7

Formula for Z statistic in One sample Z test of proportion is:

enter image description here

How the denominator is derived?

  • 1
    I'm not sure I understand the question. Do you mean what's the motivation for this formula? Are you unaware that the denominator is the formula for the standard deviation, or do not not understand why the standard deviation is used as the denominator? – Acccumulation Apr 27 '22 at 02:25
  • The question is where's the proof for this formula in general, and in specific for the standard error for proprtion. – Nathan B Jan 31 '23 at 08:35

2 Answers2

6

When you take a random sample of size $n$ and observe a binary outcome, to conduct this test you first code one of the possible outcomes as $1$ and the other as $0.$ Your model is that the probability of $1$ is some unknown number $p_0.$

Letting the values in the sample be the (random variables) $X_1, X_2, \ldots, X_n,$ the proportion coded $1$ in the sample can be found by summing the $X_i$ (a mathematically simpler operation than counting the ones) because the zeros don't contribute anything. You then divide by the sample size to obtain the proportion:

$$\hat p = \frac{1}{n}\sum_{i=1}^n X_i.$$

Because $\hat p$ is a function of random variables, it, too, is a random variable. The test relies on that and on working out the distribution of $\hat p.$

For an exact test of proportion, we would work out this distribution exactly. The $Z$ test approximates the distribution of $\hat p.$ It uses a Normal distribution. This use is partially justified by the Central Limit Theorem. It is particularly convenient because you can identify any Normal distribution from just two values. The simplest, and most often used, are its mean and variance.
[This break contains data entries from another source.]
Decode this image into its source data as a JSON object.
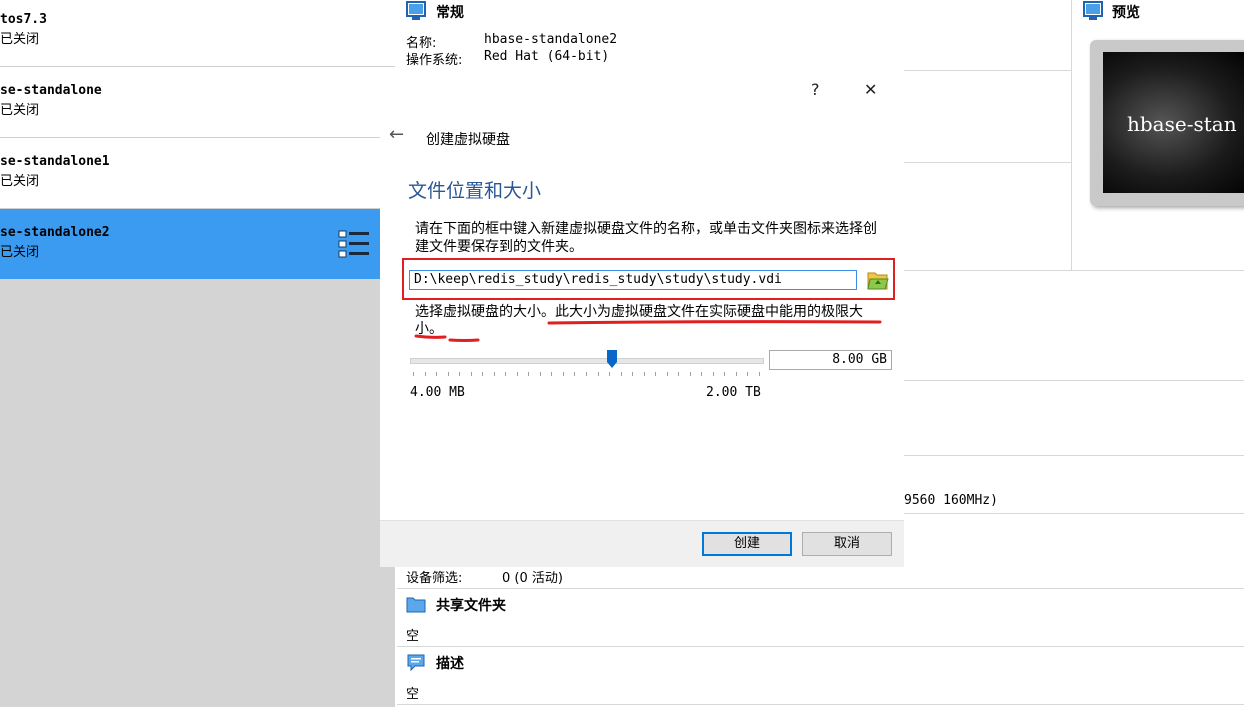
{
  "vm_list": [
    {
      "name": "tos7.3",
      "state": "已关闭"
    },
    {
      "name": "se-standalone",
      "state": "已关闭"
    },
    {
      "name": "se-standalone1",
      "state": "已关闭"
    },
    {
      "name": "se-standalone2",
      "state": "已关闭",
      "selected": true
    }
  ],
  "details": {
    "general": {
      "title": "常规",
      "name_label": "名称:",
      "name_value": "hbase-standalone2",
      "os_label": "操作系统:",
      "os_value": "Red Hat (64-bit)"
    },
    "preview": {
      "title": "预览",
      "screen_text": "hbase-stan"
    },
    "cpu_fragment": "9560 160MHz)",
    "usb": {
      "filter_label": "设备筛选:",
      "filter_value": "0 (0 活动)"
    },
    "shared_folders": {
      "title": "共享文件夹",
      "value": "空"
    },
    "description": {
      "title": "描述",
      "value": "空"
    }
  },
  "dialog": {
    "help": "?",
    "close": "✕",
    "back": "←",
    "title": "创建虚拟硬盘",
    "heading": "文件位置和大小",
    "desc": "请在下面的框中键入新建虚拟硬盘文件的名称，或单击文件夹图标来选择创建文件要保存到的文件夹。",
    "path": "D:\\keep\\redis_study\\redis_study\\study\\study.vdi",
    "size_desc": "选择虚拟硬盘的大小。此大小为虚拟硬盘文件在实际硬盘中能用的极限大小。",
    "size_value": "8.00 GB",
    "size_min": "4.00 MB",
    "size_max": "2.00 TB",
    "slider_fraction": 0.575,
    "create": "创建",
    "cancel": "取消"
  },
  "colors": {
    "selected": "#3a9bf0",
    "accent": "#2b5797",
    "annotation": "#e02020"
  }
}
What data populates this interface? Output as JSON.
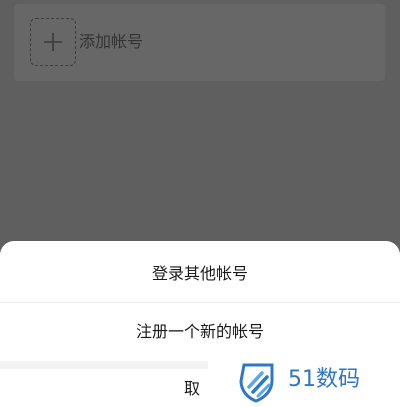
{
  "account_card": {
    "add_icon": "plus-icon",
    "add_label": "添加帐号"
  },
  "action_sheet": {
    "options": [
      {
        "label": "登录其他帐号"
      },
      {
        "label": "注册一个新的帐号"
      }
    ],
    "cancel_label": "取"
  },
  "watermark": {
    "icon": "shield-logo-icon",
    "text": "51数码"
  },
  "colors": {
    "overlay": "#5f5f5f",
    "card": "#676767",
    "sheet": "#ffffff",
    "watermark_blue": "#2d77c8"
  }
}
What's nice about the mean and the variance is that they are easy to work out for $\hat p,$ because (in a sense about to be illustrated) both of these quantities add.

A conventional symbol for the mean, or expectation, is $E$. What it means to "add" is that it is a linear operator: namely, the expectation of a linear combination of random variables is the same linear combination of their expectations:

$$E[\hat p] = E\left[\frac{1}{n}\sum_{i=1}^n X_i\right] = \frac{1}{n}\sum_{i=1}^n E[X_i].$$

The expectation of any of the $X_i$ is, as always, the sum of its possible values weighted by their chances of occurring. And since the chance $X_0=0$ must be $1-p_0,$ we find

$$E[X_i] = 0 \times (1-p_0) + 1 \times p_0 = p_0.$$

A conventional symbol for the variance is $\operatorname{Var}.$ It is a quadratic form. This has a somewhat complicated meaning in general, but in the special case where the $X_i$ have been independently sampled it means

$$\operatorname{Var}(\hat p) = \operatorname{Var}\left(\frac{1}{n}\sum_{i=1}^n X_i\right) = \frac{1}{n^2}\sum_{i=1}^n \operatorname{Var}(X_i).$$

Notice how $1/n$ was squared: that's the meaning of "quadratic."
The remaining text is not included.